What is Known and Objective
To Investigate the pharmacokinetic/pharmacodynamic (PK/PD) parameters of high‐dose tigecycline in plasma and sputum of patients with hospital‐acquired pneumonia (HAP), and provide a therapeutic regimen of multidrug‐resistant bacteria (MDRB) infections.
Methods
Blood/sputum samples were collected at intervals after tigecycline had reached a steady‐state. Tigecycline concentrations in specimens were determined by high‐performance liquid chromatography (HLPC), PK parameters were evaluated by WinNonlin software using a non‐compartment model. The probability of target attainments (PTAs) at different minimal inhibitory concentrations (MICs) were calculated for achieving the PK/PD index with Crystal Ball software by 10,000‐patient Monte Carlo Simulation.
Results
In plasma, the maximum concentration (Cmax) and area under the concentration–time curve from 0 to 12 h (AUC0–12h) were 2.21 ± 0.17 mg/L and 15.29 ± 1.13 h mg/L, respectively. In sputum, they were 2.48 ± 0.21 mg/L and 19.46 ± 1.82 h mg/L, respectively.
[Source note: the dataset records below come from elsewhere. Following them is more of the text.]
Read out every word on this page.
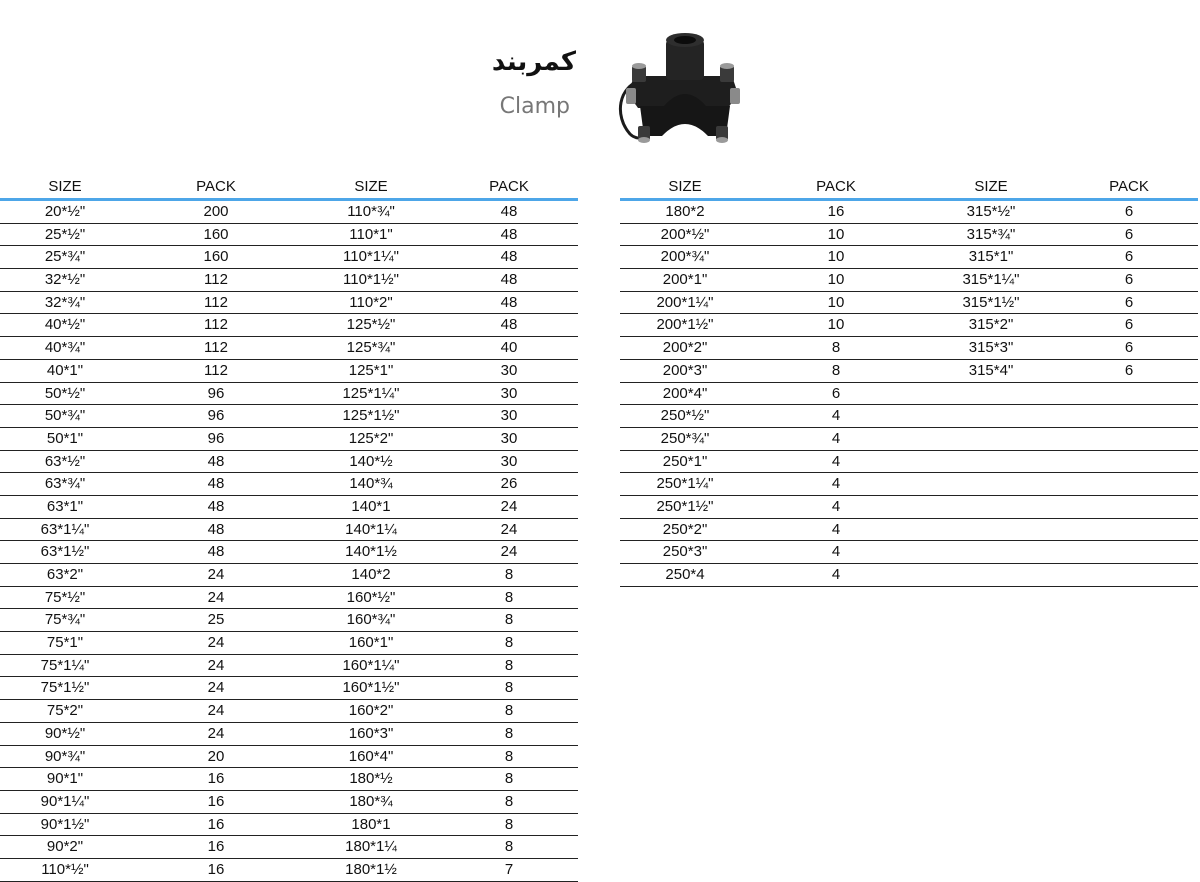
کمربند
Clamp
SIZE	PACK	SIZE	PACK
20*½"	200	110*¾"	48
25*½"	160	110*1"	48
25*¾"	160	110*1¼"	48
32*½"	112	110*1½"	48
32*¾"	112	110*2"	48
40*½"	112	125*½"	48
40*¾"	112	125*¾"	40
40*1"	112	125*1"	30
50*½"	96	125*1¼"	30
50*¾"	96	125*1½"	30
50*1"	96	125*2"	30
63*½"	48	140*½	30
63*¾"	48	140*¾	26
63*1"	48	140*1	24
63*1¼"	48	140*1¼	24
63*1½"	48	140*1½	24
63*2"	24	140*2	8
75*½"	24	160*½"	8
75*¾"	25	160*¾"	8
75*1"	24	160*1"	8
75*1¼"	24	160*1¼"	8
75*1½"	24	160*1½"	8
75*2"	24	160*2"	8
90*½"	24	160*3"	8
90*¾"	20	160*4"	8
90*1"	16	180*½	8
90*1¼"	16	180*¾	8
90*1½"	16	180*1	8
90*2"	16	180*1¼	8
110*½"	16	180*1½	7
SIZE	PACK	SIZE	PACK
180*2	16	315*½"	6
200*½"	10	315*¾"	6
200*¾"	10	315*1"	6
200*1"	10	315*1¼"	6
200*1¼"	10	315*1½"	6
200*1½"	10	315*2"	6
200*2"	8	315*3"	6
200*3"	8	315*4"	6
200*4"	6
250*½"	4
250*¾"	4
250*1"	4
250*1¼"	4
250*1½"	4
250*2"	4
250*3"	4
250*4	4
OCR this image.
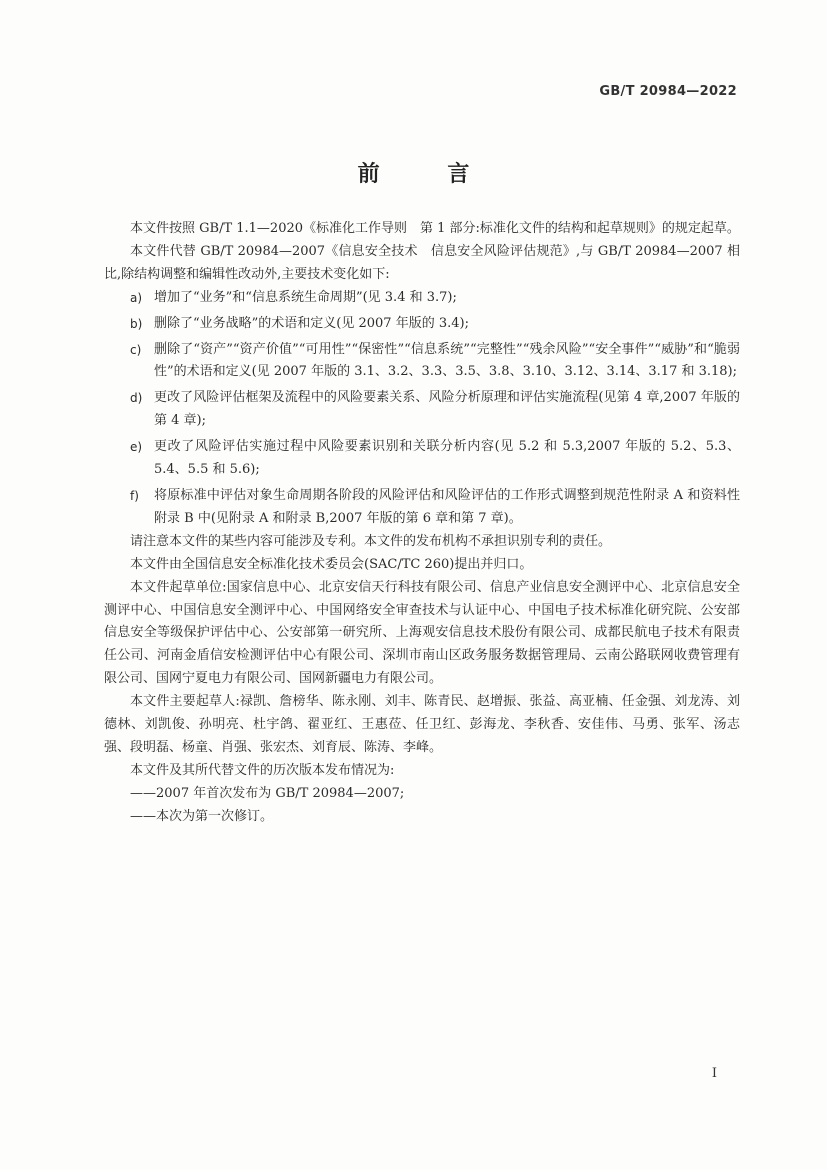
GB/T 20984—2022
前 言

本文件按照 GB/T 1.1—2020《标准化工作导则　第 1 部分:标准化文件的结构和起草规则》的规定起草。

本文件代替 GB/T 20984—2007《信息安全技术　信息安全风险评估规范》,与 GB/T 20984—2007 相比,除结构调整和编辑性改动外,主要技术变化如下:

a) 增加了“业务”和“信息系统生命周期”(见 3.4 和 3.7);
b) 删除了“业务战略”的术语和定义(见 2007 年版的 3.4);
c) 删除了“资产”“资产价值”“可用性”“保密性”“信息系统”“完整性”“残余风险”“安全事件”“威胁”和“脆弱性”的术语和定义(见 2007 年版的 3.1、3.2、3.3、3.5、3.8、3.10、3.12、3.14、3.17 和 3.18);
d) 更改了风险评估框架及流程中的风险要素关系、风险分析原理和评估实施流程(见第 4 章,2007 年版的第 4 章);
e) 更改了风险评估实施过程中风险要素识别和关联分析内容(见 5.2 和 5.3,2007 年版的 5.2、5.3、5.4、5.5 和 5.6);
f)	将原标准中评估对象生命周期各阶段的风险评估和风险评估的工作形式调整到规范性附录 A 和资料性附录 B 中(见附录 A 和附录 B,2007 年版的第 6 章和第 7 章)。

请注意本文件的某些内容可能涉及专利。本文件的发布机构不承担识别专利的责任。

本文件由全国信息安全标准化技术委员会(SAC/TC 260)提出并归口。

本文件起草单位:国家信息中心、北京安信天行科技有限公司、信息产业信息安全测评中心、北京信息安全测评中心、中国信息安全测评中心、中国网络安全审查技术与认证中心、中国电子技术标准化研究院、公安部信息安全等级保护评估中心、公安部第一研究所、上海观安信息技术股份有限公司、成都民航电子技术有限责任公司、河南金盾信安检测评估中心有限公司、深圳市南山区政务服务数据管理局、云南公路联网收费管理有限公司、国网宁夏电力有限公司、国网新疆电力有限公司。

本文件主要起草人:禄凯、詹榜华、陈永刚、刘丰、陈青民、赵增振、张益、高亚楠、任金强、刘龙涛、刘德林、刘凯俊、孙明亮、杜宇鸽、翟亚红、王惠莅、任卫红、彭海龙、李秋香、安佳伟、马勇、张军、汤志强、段明磊、杨童、肖强、张宏杰、刘育辰、陈涛、李峰。

本文件及其所代替文件的历次版本发布情况为:

——2007 年首次发布为 GB/T 20984—2007;

——本次为第一次修订。

I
The mean lung penetration rate was 127.27%. At the MIC ≤4 mg/L, the PTAs in plasma and sputum were 100.00%. When the MIC increased to 8 mg/L, the PTAs in plasma and sputum mostly were < 90.00% according to two criteria.
What is New and Conclusion
In this study, we explored PK/PD of high‐dose tigecycline in plasma and sputum. From a PK/PD perspective, high‐dose tigecycline had greater therapeutic outcomes in HAP treatment caused by MDRB. Antimicrobial‐drug concentrations should be determined to optimize their clinical use.